Write, write and write some more. As a PR professional you are in the communications business. That means you need to become a proficient writer and storyteller. Whether you will do media relations, corporate communications or employee relations you will be charged with creating well written documents that help your client or employer achieve a specific objective. Learning how to properly use words with impact is a great skill that will serve you well throughout your career.
You are known as a master networker. Can you share some tips on great networking?
I believe a great networker gets the best results by being a go-giver. That is asking those you meet how you can help them, rather than stockpiling business cards and hoping you can find someone who can use your services. This is a good approach for those who truly wish to help others. Someone you meet may not need your services at the time but perhaps they need someone to help them with accounting, HR, or even some home improvements. Using your connections to help them find someone to fit their needs will help separate you from the pack. Down the road they will see the value in maintaining a relationship with you. Many will eventually become clients or refer you to some. Others will become good friends.

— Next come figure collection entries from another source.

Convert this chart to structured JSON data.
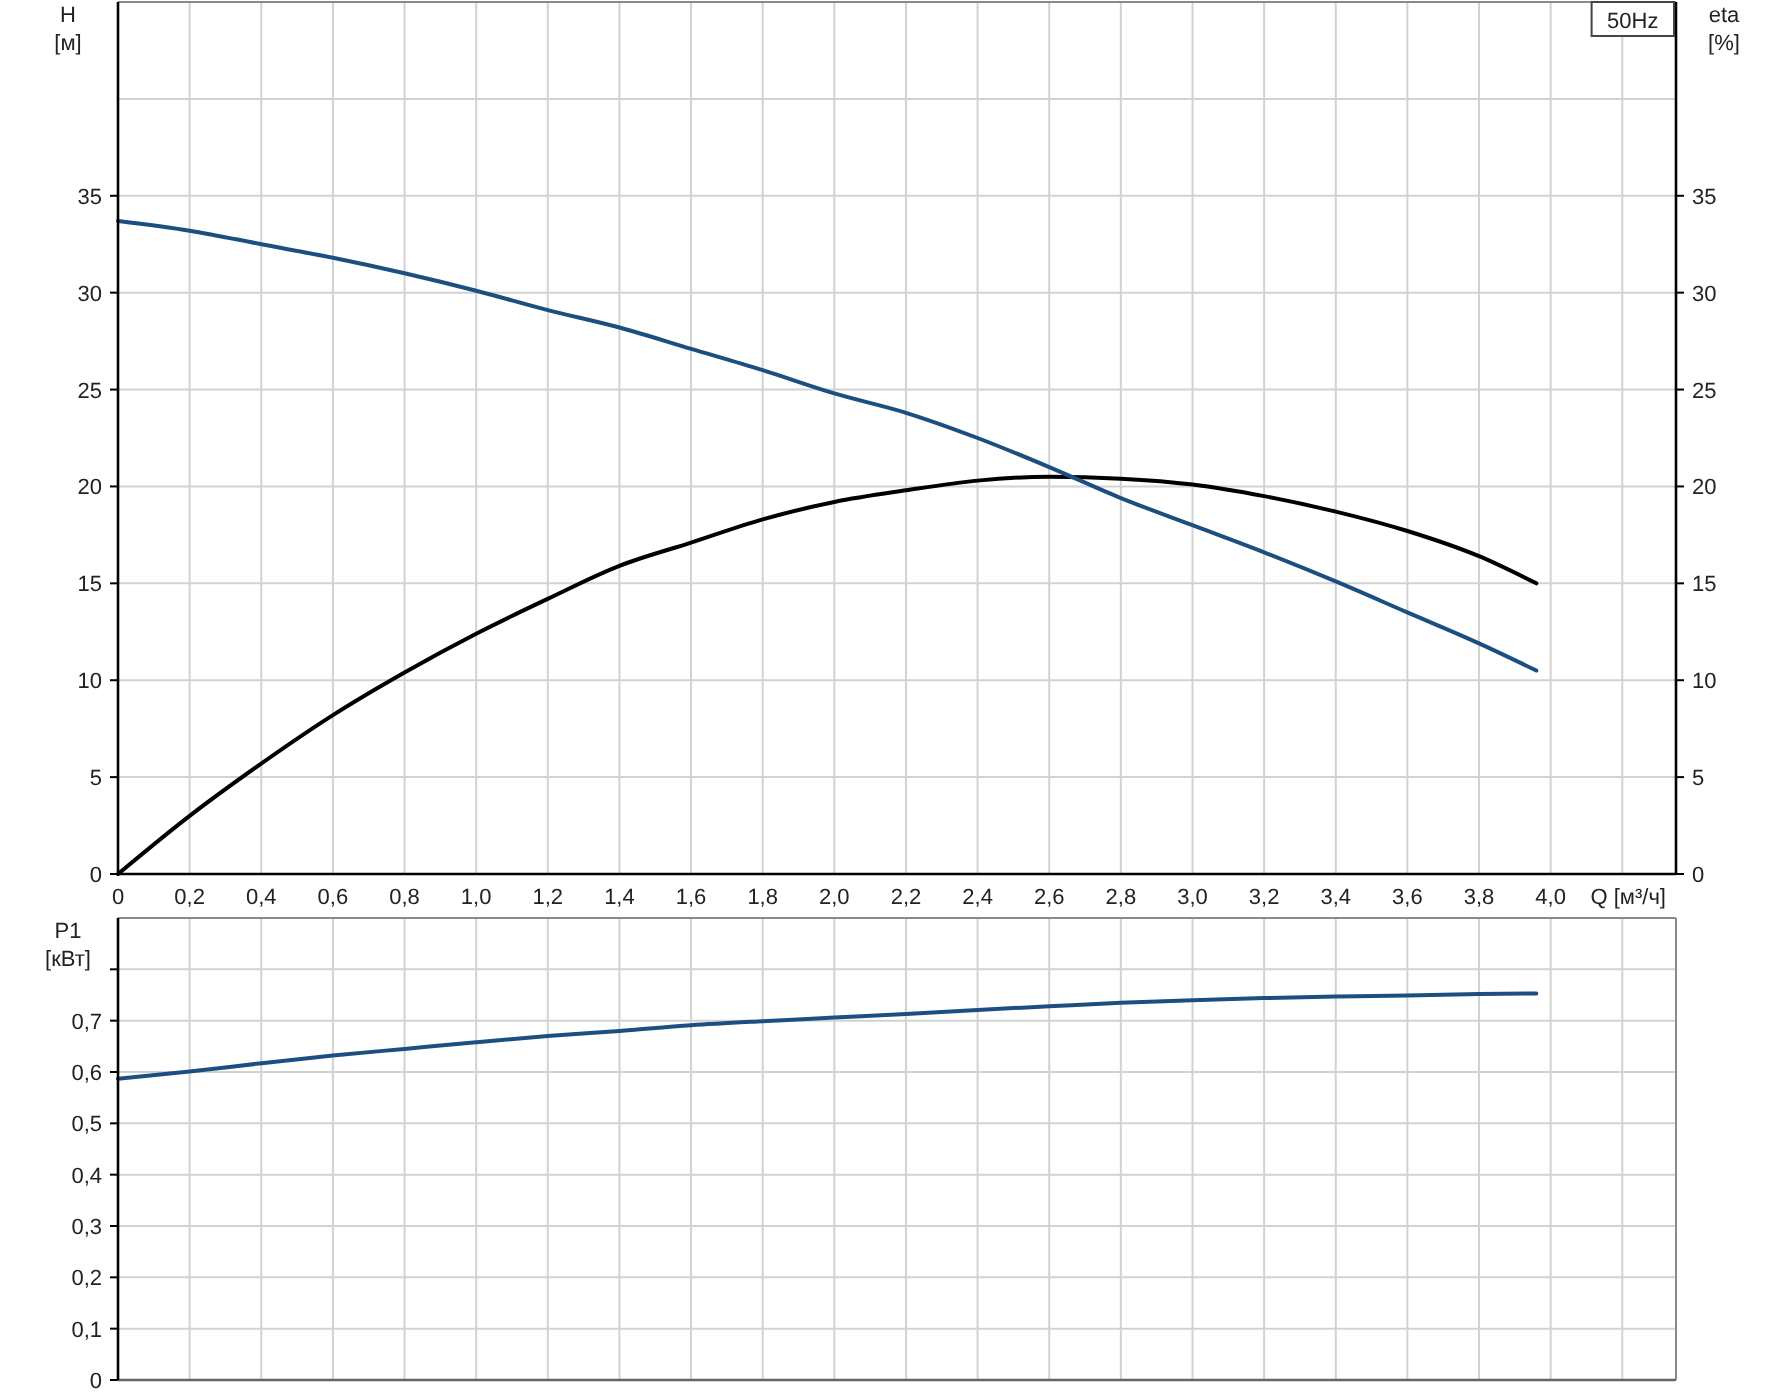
{
  "chart_data": [
    {
      "type": "line",
      "xlabel": "Q [м³/ч]",
      "ylabel": "H [м]",
      "y2label": "eta [%]",
      "annotations": [
        "50Hz"
      ],
      "grid": true,
      "xlim": [
        0,
        4.35
      ],
      "xticks": [
        0,
        {
          "value": 0.2,
          "label": "0,2"
        },
        {
          "value": 0.4,
          "label": "0,4"
        },
        {
          "value": 0.6,
          "label": "0,6"
        },
        {
          "value": 0.8,
          "label": "0,8"
        },
        {
          "value": 1.0,
          "label": "1,0"
        },
        {
          "value": 1.2,
          "label": "1,2"
        },
        {
          "value": 1.4,
          "label": "1,4"
        },
        {
          "value": 1.6,
          "label": "1,6"
        },
        {
          "value": 1.8,
          "label": "1,8"
        },
        {
          "value": 2.0,
          "label": "2,0"
        },
        {
          "value": 2.2,
          "label": "2,2"
        },
        {
          "value": 2.4,
          "label": "2,4"
        },
        {
          "value": 2.6,
          "label": "2,6"
        },
        {
          "value": 2.8,
          "label": "2,8"
        },
        {
          "value": 3.0,
          "label": "3,0"
        },
        {
          "value": 3.2,
          "label": "3,2"
        },
        {
          "value": 3.4,
          "label": "3,4"
        },
        {
          "value": 3.6,
          "label": "3,6"
        },
        {
          "value": 3.8,
          "label": "3,8"
        },
        {
          "value": 4.0,
          "label": "4,0"
        },
        {
          "value": 4.2,
          "label": null
        }
      ],
      "ylim": [
        0,
        45
      ],
      "yticks": [
        0,
        5,
        10,
        15,
        20,
        25,
        30,
        35,
        {
          "value": 40,
          "label": null
        }
      ],
      "y2lim": [
        0,
        45
      ],
      "y2ticks": [
        0,
        5,
        10,
        15,
        20,
        25,
        30,
        35
      ],
      "x": [
        0,
        0.2,
        0.4,
        0.6,
        0.8,
        1.0,
        1.2,
        1.4,
        1.6,
        1.8,
        2.0,
        2.2,
        2.4,
        2.6,
        2.8,
        3.0,
        3.2,
        3.4,
        3.6,
        3.8,
        3.96
      ],
      "series": [
        {
          "color": "#1c4f80",
          "values": [
            33.7,
            33.2,
            32.5,
            31.8,
            31.0,
            30.1,
            29.1,
            28.2,
            27.1,
            26.0,
            24.8,
            23.8,
            22.5,
            21.0,
            19.4,
            18.0,
            16.6,
            15.1,
            13.5,
            11.9,
            10.5
          ]
        },
        {
          "color": "#000000",
          "axis": "y2",
          "values": [
            0,
            3.0,
            5.7,
            8.2,
            10.4,
            12.4,
            14.2,
            15.9,
            17.1,
            18.3,
            19.2,
            19.8,
            20.3,
            20.5,
            20.4,
            20.1,
            19.5,
            18.7,
            17.7,
            16.4,
            15.0
          ]
        }
      ]
    },
    {
      "type": "line",
      "ylabel": "P1 [кВт]",
      "grid": true,
      "tick_labels": "y",
      "xlim": [
        0,
        4.35
      ],
      "xticks": [
        0,
        0.2,
        0.4,
        0.6,
        0.8,
        1.0,
        1.2,
        1.4,
        1.6,
        1.8,
        2.0,
        2.2,
        2.4,
        2.6,
        2.8,
        3.0,
        3.2,
        3.4,
        3.6,
        3.8,
        4.0,
        4.2
      ],
      "ylim": [
        0,
        0.9
      ],
      "yticks": [
        0,
        {
          "value": 0.1,
          "label": "0,1"
        },
        {
          "value": 0.2,
          "label": "0,2"
        },
        {
          "value": 0.3,
          "label": "0,3"
        },
        {
          "value": 0.4,
          "label": "0,4"
        },
        {
          "value": 0.5,
          "label": "0,5"
        },
        {
          "value": 0.6,
          "label": "0,6"
        },
        {
          "value": 0.7,
          "label": "0,7"
        },
        {
          "value": 0.8,
          "label": null
        }
      ],
      "x": [
        0,
        0.2,
        0.4,
        0.6,
        0.8,
        1.0,
        1.2,
        1.4,
        1.6,
        1.8,
        2.0,
        2.2,
        2.4,
        2.6,
        2.8,
        3.0,
        3.2,
        3.4,
        3.6,
        3.8,
        3.96
      ],
      "series": [
        {
          "color": "#1c4f80",
          "values": [
            0.587,
            0.601,
            0.617,
            0.632,
            0.645,
            0.658,
            0.67,
            0.68,
            0.691,
            0.699,
            0.706,
            0.713,
            0.721,
            0.728,
            0.735,
            0.74,
            0.744,
            0.747,
            0.749,
            0.752,
            0.753
          ]
        }
      ]
    }
  ]
}
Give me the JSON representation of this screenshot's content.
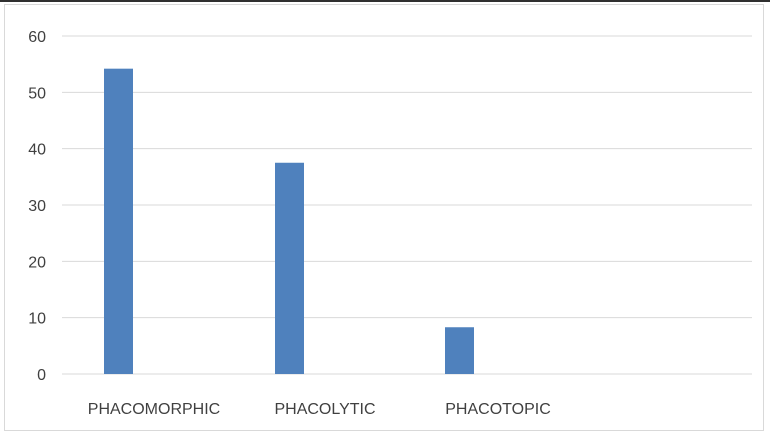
{
  "chart_data": {
    "type": "bar",
    "categories": [
      "PHACOMORPHIC",
      "PHACOLYTIC",
      "PHACOTOPIC"
    ],
    "values": [
      54.2,
      37.5,
      8.3
    ],
    "ylim": [
      0,
      60
    ],
    "yticks": [
      0,
      10,
      20,
      30,
      40,
      50,
      60
    ],
    "grid": true,
    "bar_color": "#4f81bd",
    "title": "",
    "xlabel": "",
    "ylabel": ""
  }
}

Is there a particular book that you read, or podcast you listened to that really helped you in your career? Can you explain?
One great book is Public Relations Cases by Jerry Hendrix. I ran across the book years ago at a university book store. It is filled with case studies of well-run PR campaigns for almost any client need. It has strategic breakdowns beyond the campaign action plan. The book has been updated several times. I have referred to it often over the years.
Because of the role you play, you are a person of great influence. If you could inspire a movement that would bring the most amount of good to the most amount of people, what would that be?
I would like to do something with the environment or more specifically the oceans. I enjoy swimming and snorkeling and each time we visit our favorite spot there seems to be fewer and fewer fish. The world revolves around the food cycle produced within those waters. I worry that climate change and other factors are creating issues that need to be solved sooner than later.
What are your “5 Things I Wish Someone Told Me Before I Started” and why.
1. Ramp up the aggressiveness. Most of our business has come not from RFPs but from networking and doing great work for our clients. You need to be aggressive to keep a high presence with your targeted groups of prospects. Attending breakfasts, luncheons, and doing some volunteer work will help keep you “top of mind” when someone needs your services. Early on I didn’t realize how much of a time investment you need to make to be successful.
2. Be the best writer you can be. As mentioned earlier PR professionals are in the communications business. The ability to consistently write great articles, pitch letters and marketing materials is a great skill to be learned and cherished. I have worked hard to improve those skills over the years.
3. Become a great salesperson. Whether you are pitching new business, or trying to get a reporter to write a story about your client requires some selling skills. I had a selling background to begin with but have needed to hone those skills to compete against other firms.
4. Read a lot and then some. You shouldn’t take for granted you know everything or even a lot just because you have a degree. Once you graduate your education is just starting. You need to keep up with latest industry trends as well as read appropriate books to eventually become an industry authority or leader, and to keep your career on an upward trajectory.
5. Never take a “day off”. By this I mean we are all prone to take a few days when we are working but we are not at the top of our game. Earlier on I had days when I could have been improving the business or my career but wound up doing things of less importance. You need stay focused. When you are not focused you are losing ground to your competitors.